Mantan Dirjen Bea Cukai, Anwar Surijadi, juga mempertanyakan manfaat pemberlakukan perdagangan bebas ini bagi masyarakat (Republika, 4/1/2010).
Hal yang sangat dikhawatirkan mengenai dominasi Cina terhadap Indonesia juga disampaikan Menteri Perindustrian MS Hidayat. Menurut Hidayat, dalam kerangka ACFTA yang berlatar belakang semangat bisnis, Cina bisa berbuat apa pun untuk mempengaruhi Indonesia mengingat kekuatan ekonominya jauh di atas Indonesia (Bisnis Indonesia, 9/1/2010).

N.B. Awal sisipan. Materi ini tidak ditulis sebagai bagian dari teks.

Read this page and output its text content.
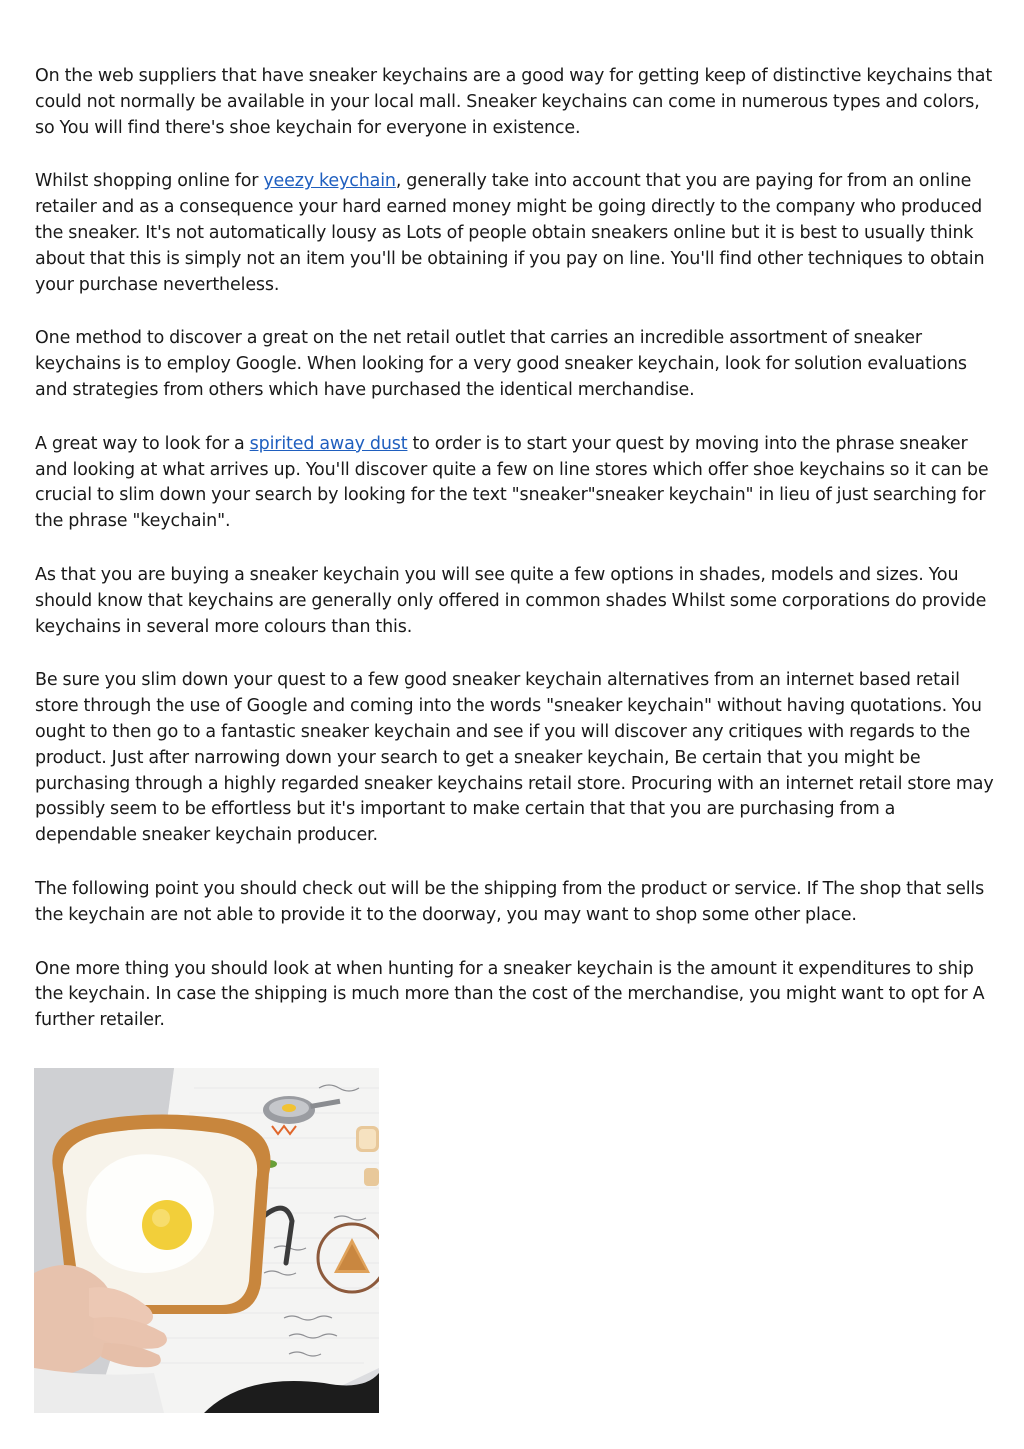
On the web suppliers that have sneaker keychains are a good way for getting keep of distinctive keychains that could not normally be available in your local mall. Sneaker keychains can come in numerous types and colors, so You will find there's shoe keychain for everyone in existence.

Whilst shopping online for yeezy keychain, generally take into account that you are paying for from an online retailer and as a consequence your hard earned money might be going directly to the company who produced the sneaker. It's not automatically lousy as Lots of people obtain sneakers online but it is best to usually think about that this is simply not an item you'll be obtaining if you pay on line. You'll find other techniques to obtain your purchase nevertheless.

One method to discover a great on the net retail outlet that carries an incredible assortment of sneaker keychains is to employ Google. When looking for a very good sneaker keychain, look for solution evaluations and strategies from others which have purchased the identical merchandise.

A great way to look for a spirited away dust to order is to start your quest by moving into the phrase sneaker and looking at what arrives up. You'll discover quite a few on line stores which offer shoe keychains so it can be crucial to slim down your search by looking for the text "sneaker"sneaker keychain" in lieu of just searching for the phrase "keychain".

As that you are buying a sneaker keychain you will see quite a few options in shades, models and sizes. You should know that keychains are generally only offered in common shades Whilst some corporations do provide keychains in several more colours than this.

Be sure you slim down your quest to a few good sneaker keychain alternatives from an internet based retail store through the use of Google and coming into the words "sneaker keychain" without having quotations. You ought to then go to a fantastic sneaker keychain and see if you will discover any critiques with regards to the product. Just after narrowing down your search to get a sneaker keychain, Be certain that you might be purchasing through a highly regarded sneaker keychains retail store. Procuring with an internet retail store may possibly seem to be effortless but it's important to make certain that that you are purchasing from a dependable sneaker keychain producer.

The following point you should check out will be the shipping from the product or service. If The shop that sells the keychain are not able to provide it to the doorway, you may want to shop some other place.

One more thing you should look at when hunting for a sneaker keychain is the amount it expenditures to ship the keychain. In case the shipping is much more than the cost of the merchandise, you might want to opt for A further retailer.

Pelaku pasar di sektor usaha kecil memahami dan merasakan betul risiko dan dampak dari perdagangan bebas ini. Sekitar 1.000 orang pelaku usaha kecil dan menengah yang tergabung dalam komunitas UMKM DI Yogyakarta mendatangi Dewan Perwakilan Rakyat Daerah DIY, Senin (11/1/2010). Mereka mendesak DPRD, DPR dan pemerintah pusat melindungi produk-produk UMKM yang terancam produk-produk Cina seperti batik, tekstil, kerajinan, jamu dan lainnya. Para petani di bagian Indonesia timur juga mengeluh dan mengkawatirkan dampak matinya produk beras mereka. (Antara, 11/1/2010). Masih banyak lagi kenyataan yang menunjukkan bahwa perdagangan bebas secara liar justru akan menjerumuskan rakyat ke dalam jurang kemiskinan dan menjadikan rakyat hanya sebatas konsumen, jongos bahkan lebih buruk dari itu.
‘Bunuh Diri Ekonomi’
Sebelum adanya perjanjian perdagangan bebas dengan Cina saja, kita sudah mendapatkan hampir segala lini produk yang dipergunakan di rumah dan perkantoran bertuliskan Made in China. Bahkan tidak sedikit produk dari negara maju yang masuk ke Indonesia pun mengikutsertakan produk Cina sebagai perlengkapannya. Seorang ekonom yang juga pejabat menteri ekonomi di Kabinet Pemerintahan sekarang mengomentari bahwa dengan dimulainya perdagangan bebas Indonesia-Cina, serbuan produk Cina ke Indonesia akan “seperti air bah”.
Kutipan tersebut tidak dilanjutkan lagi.